Joan extinguished her Gauloise with a twist of her toe. She surveyed the damagein the darkness partially illuminated by moonlight pouring through the hole in the roof -- a hole through which the vintage suspirations had oozed out and upward into the material ether and disappeared forever, with the smoke. Motherfuckers, she thought to herself, unbalanced for a moment on a tightrope between conspiracy theory and conspiracy knowing, the fall all the same either way. She looked at the organ, beneath a Rose Window, with its 8000 pipes, and remembered listening to a recital of Couperin's Chaconne in G, the organist, like a weaver, using his hand and feet to loom together notes, chords, expressions, the cathedral space as lungs breathing the gases of suspirants through the pipes in a communion of old and new souls. She was sad, she was angry, she was ready to beat some snot out of someone. But who?

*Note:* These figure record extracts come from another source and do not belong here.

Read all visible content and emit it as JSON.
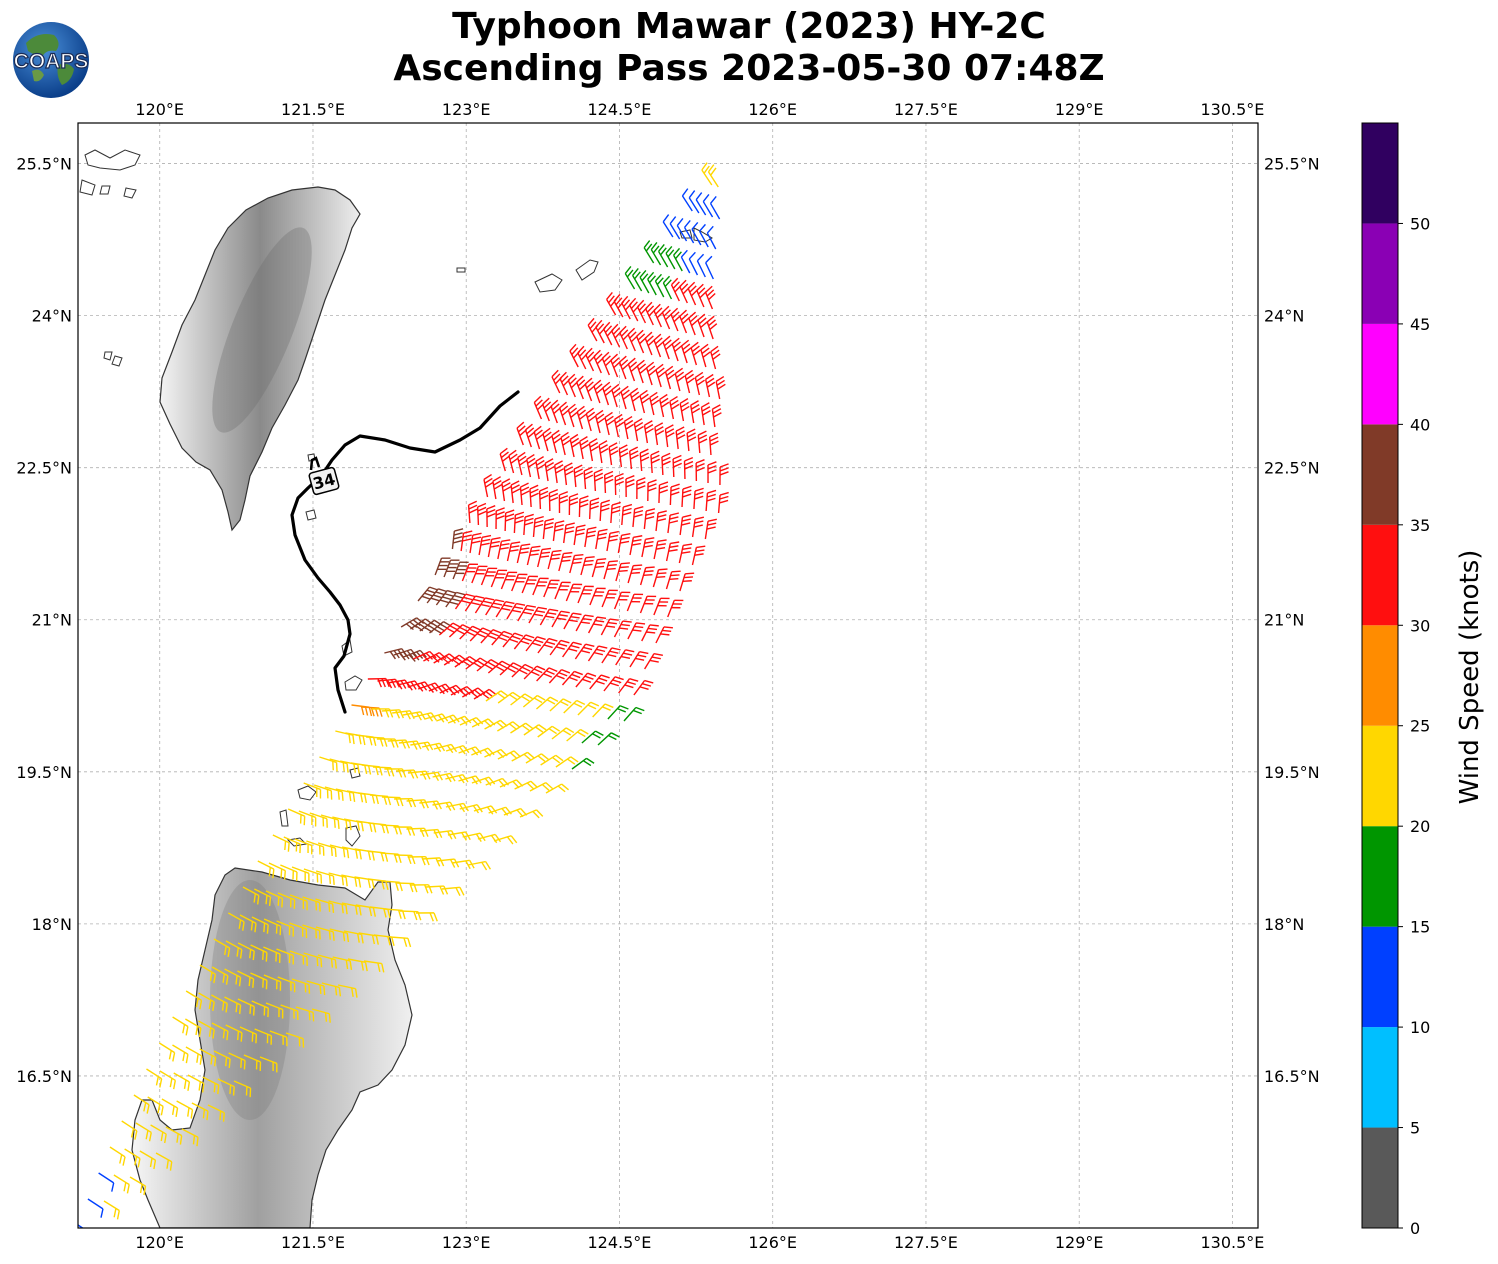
{
  "title": {
    "line1": "Typhoon Mawar (2023) HY-2C",
    "line2": "Ascending Pass 2023-05-30 07:48Z"
  },
  "logo": {
    "text": "COAPS",
    "icon": "globe-icon"
  },
  "map": {
    "lon_range": [
      119.2,
      130.75
    ],
    "lat_range": [
      15.0,
      25.9
    ],
    "lon_ticks": [
      {
        "value": 120.0,
        "label": "120°E"
      },
      {
        "value": 121.5,
        "label": "121.5°E"
      },
      {
        "value": 123.0,
        "label": "123°E"
      },
      {
        "value": 124.5,
        "label": "124.5°E"
      },
      {
        "value": 126.0,
        "label": "126°E"
      },
      {
        "value": 127.5,
        "label": "127.5°E"
      },
      {
        "value": 129.0,
        "label": "129°E"
      },
      {
        "value": 130.5,
        "label": "130.5°E"
      }
    ],
    "lat_ticks": [
      {
        "value": 25.5,
        "label": "25.5°N"
      },
      {
        "value": 24.0,
        "label": "24°N"
      },
      {
        "value": 22.5,
        "label": "22.5°N"
      },
      {
        "value": 21.0,
        "label": "21°N"
      },
      {
        "value": 19.5,
        "label": "19.5°N"
      },
      {
        "value": 18.0,
        "label": "18°N"
      },
      {
        "value": 16.5,
        "label": "16.5°N"
      }
    ],
    "grid": true,
    "storm_label": "34",
    "track_color": "#000000",
    "coast_color": "#333333"
  },
  "colorbar": {
    "label": "Wind Speed (knots)",
    "ticks": [
      {
        "value": 0,
        "label": "0"
      },
      {
        "value": 5,
        "label": "5"
      },
      {
        "value": 10,
        "label": "10"
      },
      {
        "value": 15,
        "label": "15"
      },
      {
        "value": 20,
        "label": "20"
      },
      {
        "value": 25,
        "label": "25"
      },
      {
        "value": 30,
        "label": "30"
      },
      {
        "value": 35,
        "label": "35"
      },
      {
        "value": 40,
        "label": "40"
      },
      {
        "value": 45,
        "label": "45"
      },
      {
        "value": 50,
        "label": "50"
      }
    ],
    "bins": [
      {
        "min": 0,
        "max": 5,
        "color": "#595959"
      },
      {
        "min": 5,
        "max": 10,
        "color": "#00bfff"
      },
      {
        "min": 10,
        "max": 15,
        "color": "#0040ff"
      },
      {
        "min": 15,
        "max": 20,
        "color": "#009600"
      },
      {
        "min": 20,
        "max": 25,
        "color": "#ffd700"
      },
      {
        "min": 25,
        "max": 30,
        "color": "#ff8c00"
      },
      {
        "min": 30,
        "max": 35,
        "color": "#ff0f0f"
      },
      {
        "min": 35,
        "max": 40,
        "color": "#803a28"
      },
      {
        "min": 40,
        "max": 45,
        "color": "#ff00ff"
      },
      {
        "min": 45,
        "max": 50,
        "color": "#8a00b4"
      },
      {
        "min": 50,
        "max": 55,
        "color": "#300060"
      }
    ]
  }
}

She recalled Philippe de Villiers and the interview he did with Le Figaro, where he waxed lamentoso about the loss, the loss of Notre Dame, while also going on about how Our Lady would rise again out of the ashes, as if it had been some self-immolating Phoenix just processing postmodernism, ready to come back stronger than ever, the Sacre'-Coeur of the French soul. She couldn't help it; she regarded him as a turd, and his speech, though rousing, sounded to her like "La Marseillaise" erupting in Rick's Cafe to 'f*ck you' the Nazis across the bar, Rick mooning and drowning in Ilsa tears. Enough of the sentimentality, she thought. Still, she read:
LE FIGARO. - Notre-Dame de Paris burnt down to the day a year ago. What memories do you keep of that night?